Above: Four Drew boys: Floyd, Raymond, Emery & Dick on Babe, the wonder horse, with their uncle Ivan Gibeault holding. The photo was taken in 1940
by Dick Drew
In 1939 I was 5-years-old, sent from Edmonton with my three older brothers to live on a farm near Morinville owned by my widowed Grandmother Ida Gibeault and managed by her 17-year-old son, our Uncle Peter Gibeault. It was depression and wartime.
Every Sunday, our deeply religious Catholic Grandmother would hitch the wagon or sleigh, and we would travel, regardless of weather, two miles to Morinville, Alberta, to attend mass at St. Jean Baptiste. Granny would give each of us two 5 cent nickels. One nickel for the collection plate, one nickel to spend in the store after mass.

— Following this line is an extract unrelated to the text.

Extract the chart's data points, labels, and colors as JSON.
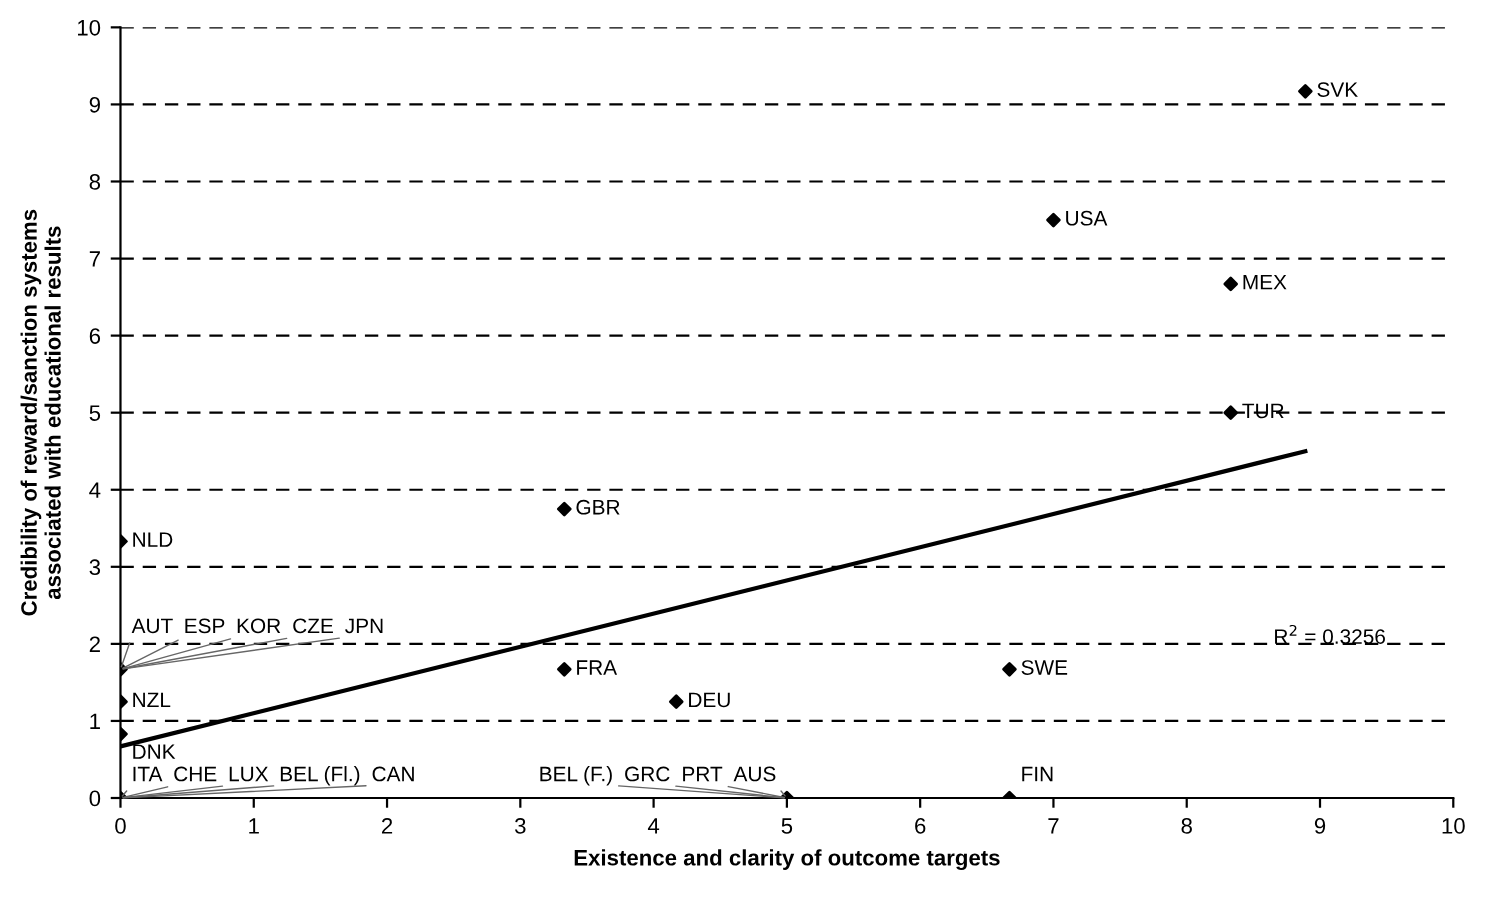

Back in those days, you could buy an ice cream cone for a nickel.
The sidewalk in front of the church was made of wooden slats, with a space between each to allow rain to drain through. Years later, it became a solid cement sidewalk.
One Sunday, as I approached the church, clutching my two nickels in a death grip, excited because I was mentally tasting the ice cream cone I would devour after mass. I stumbled, fell foreword, releasing my precious nickels and watched them both roll towards a space in the sidewalk. I panicked as one nickel disappeared down a space while the other nickel was preparing to disappear; I lunged and rescued it, clinging to it mightily.
During mass, I kept asking myself, “Which nickel disappeared? Was it my ice cream cone nickel, or was it God’s collection play nickel?” I kept asking myself as the collection plate began its tortuous advance up the aisle. I kept looking for a sign from God. Please tell me whose nickel disappeared under the sidewalk. Was it mine or God’s?
Fifty years later, I was visiting my Uncle Peter Gibeault in Morinville. For years he had been caretaker of the St. Jean Baptiste church. He took me on a tour of the church and introduced me to Father Primeau. I said, “Father Primeau, I have a confession to make,” and told him the dilemma of the five-year-old and two nickels. “Father Primeau,” I said.
“If you get a jackhammer and tear up the sidewalk in front of the church, you will find God’s nickel.”
We all laughed. My Uncle Peter, not one to let a good story end without a punchline, added, “Well Dick, that nickel, invested, would be worth much more today. I suggest you place a five-dollar bill in the poor box.”